The challenge came on November 2 within days of the reassembling of Parliament. Mr Gordon Walker, a former minister in the Labour government, asked difficult questions. How was it no one noticed Vassall’s extravagant style of living? Why did the charges against him not relate to the period when he worked in the office of the Civil Lord? Was it normal for a junior clerk to take confidential papers to the minister in Scotland? Did he have a key to the box in which he carried the confidential papers? If he did how did he acquire it? These were some of the questions he and other MPs pressed.

The Defence Minister’s reply has been described here as flippant. Everyone lived beyond his means these days, he said, and added that men would not be employed as spies if it was easy to catch them. Similarly one could not tell from a man’s face that he was a homosexual. It was no crime for the junior minister to visit his flat and to invite him to lunch when he carried secret papers to Scotland.

The matter would have rested there till at least the officials had completed the inquiry if the Labour party had not gained some new information. The information related to the letters the minister and his wife had written to Vassall. On Tuesday last the Deputy Labour leader, Mr George Brown, dropped the bombshell. He said: “This is a matter which involves ministers. Is he (Mr Macmillan) willing to discuss with us the evidence which he and we know to be available and discuss with us what we should do about it, or does he wish it to be open to the public in the House?”

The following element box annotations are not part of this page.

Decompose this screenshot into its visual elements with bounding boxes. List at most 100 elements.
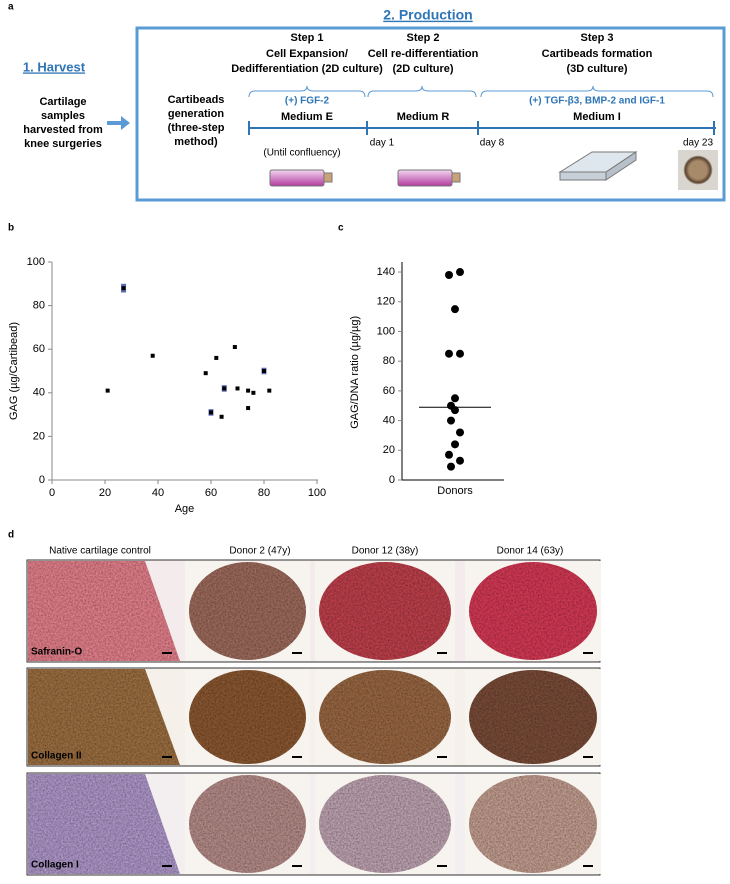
data-point bbox=[209, 410, 213, 415]
histology-image bbox=[185, 669, 310, 765]
method-text: (three-step bbox=[168, 122, 225, 134]
data-point bbox=[219, 414, 224, 419]
x-axis-label: Age bbox=[175, 503, 195, 515]
data-point bbox=[222, 386, 227, 391]
data-point bbox=[267, 388, 272, 393]
tissue bbox=[469, 670, 597, 764]
y-tick-label: 20 bbox=[33, 430, 45, 442]
flask-icon bbox=[269, 169, 333, 187]
data-point bbox=[235, 386, 240, 391]
method-text: method) bbox=[174, 136, 218, 148]
data-point bbox=[456, 268, 464, 277]
medium: Medium E bbox=[281, 111, 333, 123]
x-tick-label: Donors bbox=[437, 485, 473, 497]
row-label: Collagen I bbox=[31, 860, 79, 871]
x-tick-label: 60 bbox=[205, 487, 217, 499]
data-point bbox=[456, 428, 464, 437]
tissue bbox=[469, 775, 597, 873]
harvest-text: knee surgeries bbox=[24, 138, 102, 150]
tissue-edge bbox=[145, 561, 180, 661]
data-point bbox=[445, 270, 453, 279]
step-text: Cartibeads formation bbox=[542, 48, 653, 60]
tissue bbox=[189, 562, 306, 660]
column-header: Donor 2 (47y) bbox=[229, 546, 290, 557]
data-point bbox=[451, 406, 459, 415]
data-point bbox=[246, 388, 251, 393]
histology-image bbox=[185, 774, 310, 874]
y-tick-label: 20 bbox=[383, 444, 395, 456]
step-title: Step 2 bbox=[406, 32, 439, 44]
data-point bbox=[203, 371, 208, 376]
note: (Until confluency) bbox=[263, 148, 340, 159]
data-point bbox=[451, 440, 459, 449]
harvest-title: 1. Harvest bbox=[23, 59, 86, 74]
x-tick-label: 100 bbox=[308, 487, 326, 499]
x-tick-label: 0 bbox=[49, 487, 55, 499]
panel-label: a bbox=[8, 2, 14, 13]
supplement: (+) FGF-2 bbox=[285, 96, 330, 107]
step-title: Step 1 bbox=[290, 32, 323, 44]
medium: Medium I bbox=[573, 111, 621, 123]
tissue bbox=[189, 670, 306, 764]
row-label: Safranin-O bbox=[31, 647, 82, 658]
cartibead-photo bbox=[678, 150, 718, 190]
column-header: Donor 14 (63y) bbox=[497, 546, 564, 557]
harvest-text: Cartilage bbox=[39, 96, 86, 108]
histology-image bbox=[315, 774, 455, 874]
harvest-text: samples bbox=[41, 110, 85, 122]
harvest-text: harvested from bbox=[23, 124, 103, 136]
column-header: Native cartilage control bbox=[49, 546, 151, 557]
data-point bbox=[251, 390, 256, 395]
y-tick-label: 140 bbox=[377, 266, 395, 278]
data-point bbox=[445, 349, 453, 358]
data-point bbox=[214, 355, 219, 360]
y-tick-label: 80 bbox=[33, 300, 45, 312]
histology-image bbox=[28, 774, 180, 874]
data-point bbox=[451, 394, 459, 403]
step-text: (3D culture) bbox=[566, 63, 627, 75]
data-point bbox=[246, 406, 251, 411]
histology-image bbox=[315, 669, 455, 765]
histology-image bbox=[185, 561, 310, 661]
y-tick-label: 120 bbox=[377, 296, 395, 308]
data-point bbox=[262, 369, 266, 373]
histology-image bbox=[28, 669, 180, 765]
day-label: day 23 bbox=[683, 138, 713, 149]
y-tick-label: 60 bbox=[383, 385, 395, 397]
tissue bbox=[319, 775, 451, 873]
production-box bbox=[135, 26, 726, 202]
data-point bbox=[456, 349, 464, 358]
data-point bbox=[445, 450, 453, 459]
data-point bbox=[447, 462, 455, 471]
x-tick-label: 40 bbox=[152, 487, 164, 499]
y-tick-label: 60 bbox=[33, 343, 45, 355]
y-tick-label: 0 bbox=[39, 474, 45, 486]
step-text: Cell re-differentiation bbox=[368, 48, 479, 60]
tissue-edge bbox=[145, 774, 180, 874]
y-tick-label: 40 bbox=[33, 387, 45, 399]
step-text: (2D culture) bbox=[392, 63, 453, 75]
medium: Medium R bbox=[397, 111, 450, 123]
y-axis-label: GAG/DNA ratio (µg/µg) bbox=[349, 316, 361, 429]
data-point bbox=[105, 388, 110, 393]
day-label: day 1 bbox=[370, 138, 395, 149]
tissue bbox=[469, 562, 597, 660]
panel-label: b bbox=[8, 223, 14, 234]
data-point bbox=[121, 286, 126, 291]
timeline bbox=[248, 121, 716, 135]
step-text: Dedifferentiation (2D culture) bbox=[231, 63, 383, 75]
method-text: generation bbox=[168, 108, 225, 120]
panel-label: c bbox=[338, 223, 344, 234]
method-text: Cartibeads bbox=[168, 94, 225, 106]
data-point bbox=[456, 456, 464, 465]
row-label: Collagen II bbox=[31, 751, 82, 762]
histology-image bbox=[465, 561, 601, 661]
histology-image bbox=[465, 669, 601, 765]
day-label: day 8 bbox=[480, 138, 505, 149]
data-point bbox=[232, 345, 237, 350]
y-tick-label: 100 bbox=[27, 256, 45, 268]
well-plate-icon bbox=[558, 151, 638, 181]
y-tick-label: 0 bbox=[389, 474, 395, 486]
histology-image bbox=[465, 774, 601, 874]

Mr Macmillan responded to the challenge by publishing the “My dear Vassall” letters with an interim report from the inquiry committee that “we have not yet seen Mr Galbraith in connection with our investigations and we have many inquiries still to make. Prima facie, however, the letters in themselves do not appear to us to contain any implication of a relationship constituting a security risk”. This does not answer the question that the relationship was so close that it casts doubt on the minister’s “judgment”. Names of Burgess and Maclean are being freely mentioned in private discussions of this unsavoury business.